Concepcion Picciotto in front of White House

Concepion Picciotto kept a peace vigil and encampment in front of the White  for more than 30 years.  It was considered the longest political protest in American history.

Picciotto, died in a Washington on January 25th.

Camped on a red brick sidewalk under a plastic tarp, Ms. Picciotto, a diminutive, weather-beaten Spanish immigrant and transplanted New Yorker, became a familiar sight to passers-by and tourists as she denounced nuclear weaponry and fended off those who dismissed her as daft.

Her hand-lettered signs declared “Read My Lips, No New Wars” and “Live by the Bomb, Die by the Bomb.”

Ms. Picciotto was also familiar to five presidents, though they ignored her.

“Not a single president ever walked across the street from the White House to meet her or to recognize her quest for peace and justice,” the consumer advocate Ralph Nader, an admirer of hers, wrote in an email.

Ms. Picciotto gained a measure of wider celebrity when she appeared in Michael Moore’s documentary film “Fahrenheit 9/11,” which was scathingly critical of President George W. Bush’s war on terror.

Another admirer was Eleanor Holmes Norton, Washington’s nonvoting delegate to the House of Representatives.

“During Picciotto’s more than 30 years of vigilance for nuclear proliferation and peace, many of her goals were achieved,” Ms. Norton, a Democrat, said in a statement, citing “a measured reduction” in atomic weapon proliferation, including the Obama administration’s recent accord with Iran.

In 2011, Ms. Picciotto was honored by the Shafeek Nader Trust for the Community Interest, established by Ralph Nader and his sisters to honor their brother after his death. The group lauded her for “setting the highest standards for testing the authenticity of free speech protection under the Constitution.”

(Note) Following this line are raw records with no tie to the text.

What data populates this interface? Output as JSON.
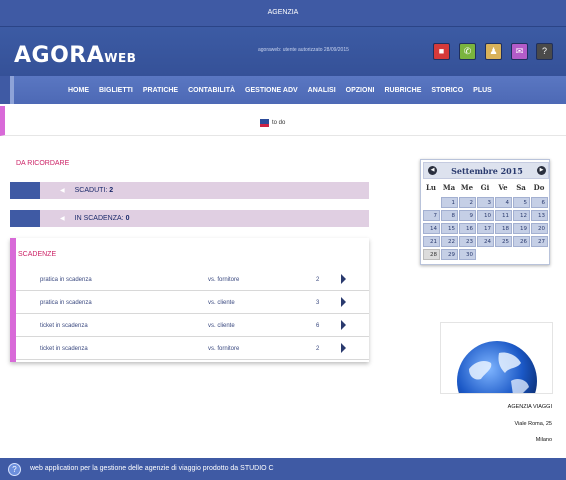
{
  "topbar": {
    "title": "AGENZIA"
  },
  "header": {
    "logo_main": "AGORA",
    "logo_suffix": "WEB",
    "user_info": "agoraweb: utente autorizzato 28/09/2015",
    "buttons": [
      {
        "name": "stop-icon",
        "glyph": "■",
        "color": "#d63a3a"
      },
      {
        "name": "phone-icon",
        "glyph": "✆",
        "color": "#7ab43e"
      },
      {
        "name": "user-icon",
        "glyph": "♟",
        "color": "#d9b25a"
      },
      {
        "name": "mail-icon",
        "glyph": "✉",
        "color": "#b35cc8"
      },
      {
        "name": "help-icon",
        "glyph": "?",
        "color": "#4a4a4a"
      }
    ]
  },
  "nav": {
    "items": [
      "HOME",
      "BIGLIETTI",
      "PRATICHE",
      "CONTABILITÀ",
      "GESTIONE ADV",
      "ANALISI",
      "OPZIONI",
      "RUBRICHE",
      "STORICO",
      "PLUS"
    ]
  },
  "todo": {
    "label": "to do"
  },
  "reminder": {
    "title": "DA RICORDARE",
    "expired_label": "SCADUTI:",
    "expired_count": "2",
    "due_label": "IN SCADENZA:",
    "due_count": "0"
  },
  "deadlines": {
    "title": "SCADENZE",
    "rows": [
      {
        "what": "pratica in scadenza",
        "who": "vs. fornitore",
        "count": "2"
      },
      {
        "what": "pratica in scadenza",
        "who": "vs. cliente",
        "count": "3"
      },
      {
        "what": "ticket in scadenza",
        "who": "vs. cliente",
        "count": "6"
      },
      {
        "what": "ticket in scadenza",
        "who": "vs. fornitore",
        "count": "2"
      }
    ]
  },
  "calendar": {
    "month_label": "Settembre 2015",
    "weekdays": [
      "Lu",
      "Ma",
      "Me",
      "Gi",
      "Ve",
      "Sa",
      "Do"
    ],
    "weeks": [
      [
        "",
        "1",
        "2",
        "3",
        "4",
        "5",
        "6"
      ],
      [
        "7",
        "8",
        "9",
        "10",
        "11",
        "12",
        "13"
      ],
      [
        "14",
        "15",
        "16",
        "17",
        "18",
        "19",
        "20"
      ],
      [
        "21",
        "22",
        "23",
        "24",
        "25",
        "26",
        "27"
      ],
      [
        "28",
        "29",
        "30",
        "",
        "",
        "",
        ""
      ]
    ],
    "today": "28"
  },
  "agency": {
    "name": "AGENZIA VIAGGI",
    "address": "Viale Roma, 25",
    "city": "Milano"
  },
  "footer": {
    "text": "web application per la gestione delle agenzie di viaggio prodotto da STUDIO C"
  }
}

To do so, she played a cat-and-mouse game for more than three decades with the United States Park Police, which prohibits demonstrators from sleeping on its property or leaving a protest site unattended. When she left to rest, volunteers would relieve her.

That system broke down one day in 2013 when she took a break to grab a bite at a nearby headquarters for peace advocates and her scheduled stand-ins failed to show up. The park police moved in, took down her protest site and got rid of her signs. But after Ms. Norton intervened, Ms. Picciotto was allowed to retrieve her belongings and return to her camp.

In interviews, Ms. Picciotto said she had been orphaned in Spain and raised by a grandmother. After arriving in the United States in 1960, she worked as a receptionist for a Spanish government commercial attaché in New York. She and an Italian immigrant she married (his name could not be learned) lived in the Gravesend section of Brooklyn and adopted an infant daughter, Olga, in Argentina in 1973.

Ms. Picciotto said her husband had committed her to mental institutions to mask his nefarious dealings, which she did not specify, involving the adoption. Eventually, she was released, lost her daughter in a custody dispute and wound up in Washington, where she gravitated to William Thomas, who was conducting his own peace vigil along Pennsylvania Avenue. They were joined in 1984 by Ellen Benjamin, who became Mr. Thomas’s wife. He died in 2009.